I’ve been fighting to get chef-sync replication working for a few days. Currently I’m stuck unable to create a proper ec_sync_user on the replication server. This command works from both replication and master servers:
sudo /opt/chef/embedded/bin/knife node list -s https://<MASTER_IP>/organizations/<ORG_NAME> -u ec_sync_user -k /etc/chef-sync/ec_sync_user.pem
This command, however fails when run from either server:
sudo /opt/chef/embedded/bin/knife node list -s https://<REPLICATION_IP>/organizations/<ORG_NAME> -u ec_sync_user -k /etc/chef-sync/ec_sync_user.pem
I get this error:
“ERROR: Failed to authenticate to https://<REPLICATION_IP>/organizations/<ORG_NAME> as ec_sync_user with key /etc/chef-sync/ec_sync_user.pem”
“Response: Invalid signature for user or client ‘ec_sync_user’”
I’ve deleted and remade the ec_sync_user on the replication user over and over. I can’t seem to get it to work tho. Anyone have any idea? Or even just a good resource/tutorial for installing and configuring chef-sync?
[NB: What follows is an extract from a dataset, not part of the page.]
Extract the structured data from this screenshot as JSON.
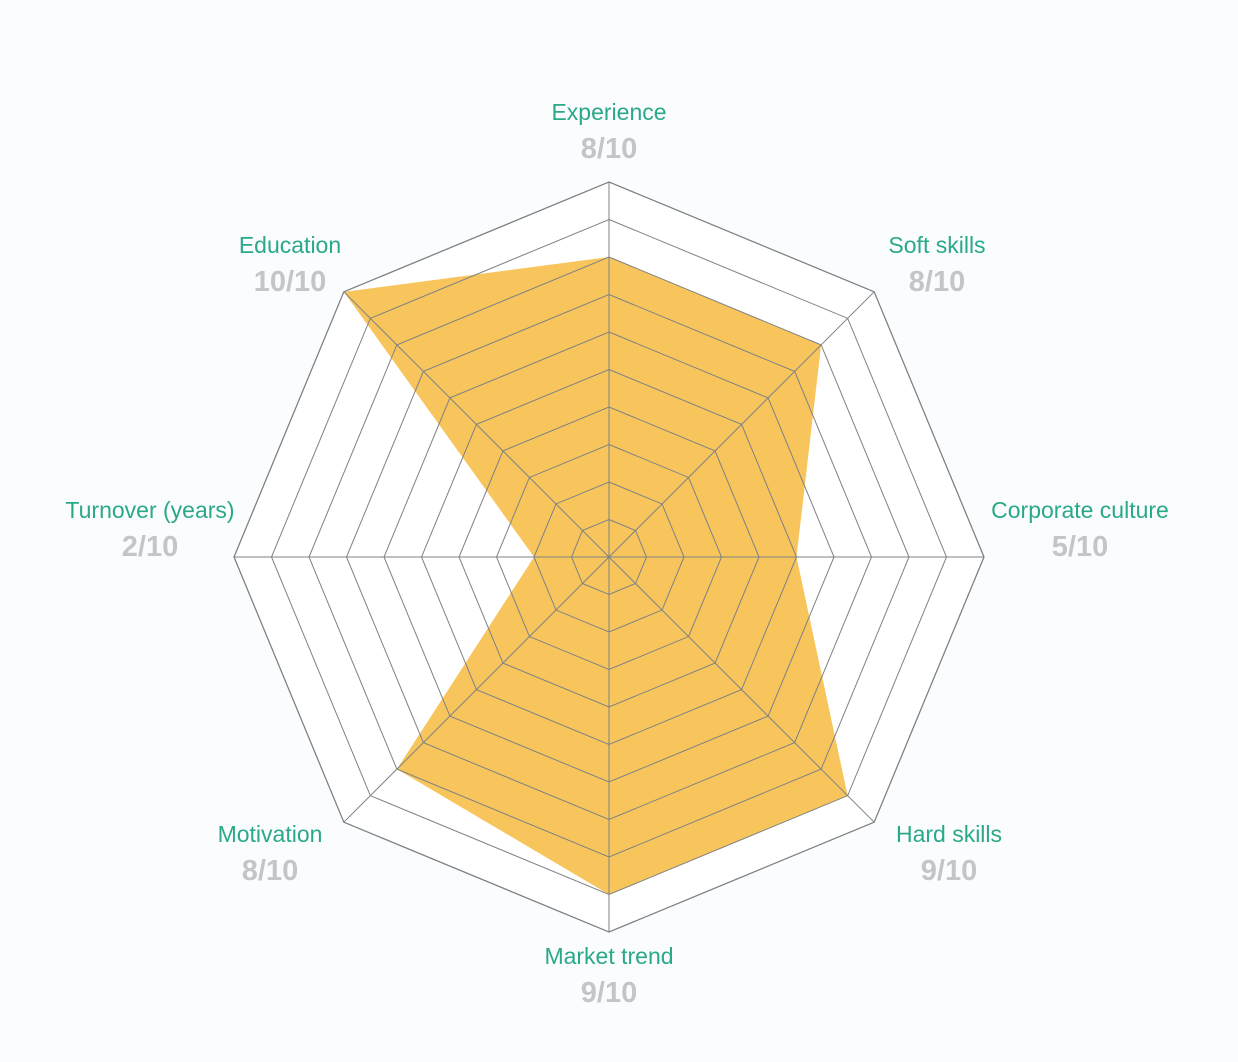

It doesn’t seem to be a heavily used feature.
I’ve answered my own question by discussing chef-sync in a few other places. The reason chef-sync does not work is because it is a half-assed non-product that Chef is too lazy to remove from their website. It is flagged to be deprecated and has only been used in production by a small number of customers that have enterprise support agreements. DO NOT attempt to use chef-sync AKA chef replication. I repeat - DO NOT USE - it does not work and you will go insane trying to figure it out. I hope this helps saves someone some time. Don’t lose 3+ days fighting with this like I did. Super miffed at Chef right now and I’m taking a hard look at Salt/Ansible.
You’re correct that Chef-sync never made it to 1.0. While we recognize that synchronizing the data sets of multiple chef servers is a problem that people would like to solve, after consideration we decided that Chef-sync could not be the right solution to that problem for the majority of our subscribers. As such we decided to no longer make chef-sync available to new users.
Several months ago all mention of Chef-sync was removed from our websites and our sales materials, and it is no longer available via the automatic add-on downloader in newer releases of the Chef server. Chef-sync does remain available in the package system and documentation, for people who have support for Chef-sync covered under existing agreements. We will continue to support chef-sync for these subscribers. Chef subscribers should contact Chef’s support department directly for assistance with Chef-sync.
If you’d like to talk with us about how we can more clearly communicate the status of this product to avoid similar situations in the future, we’d love to hear from you.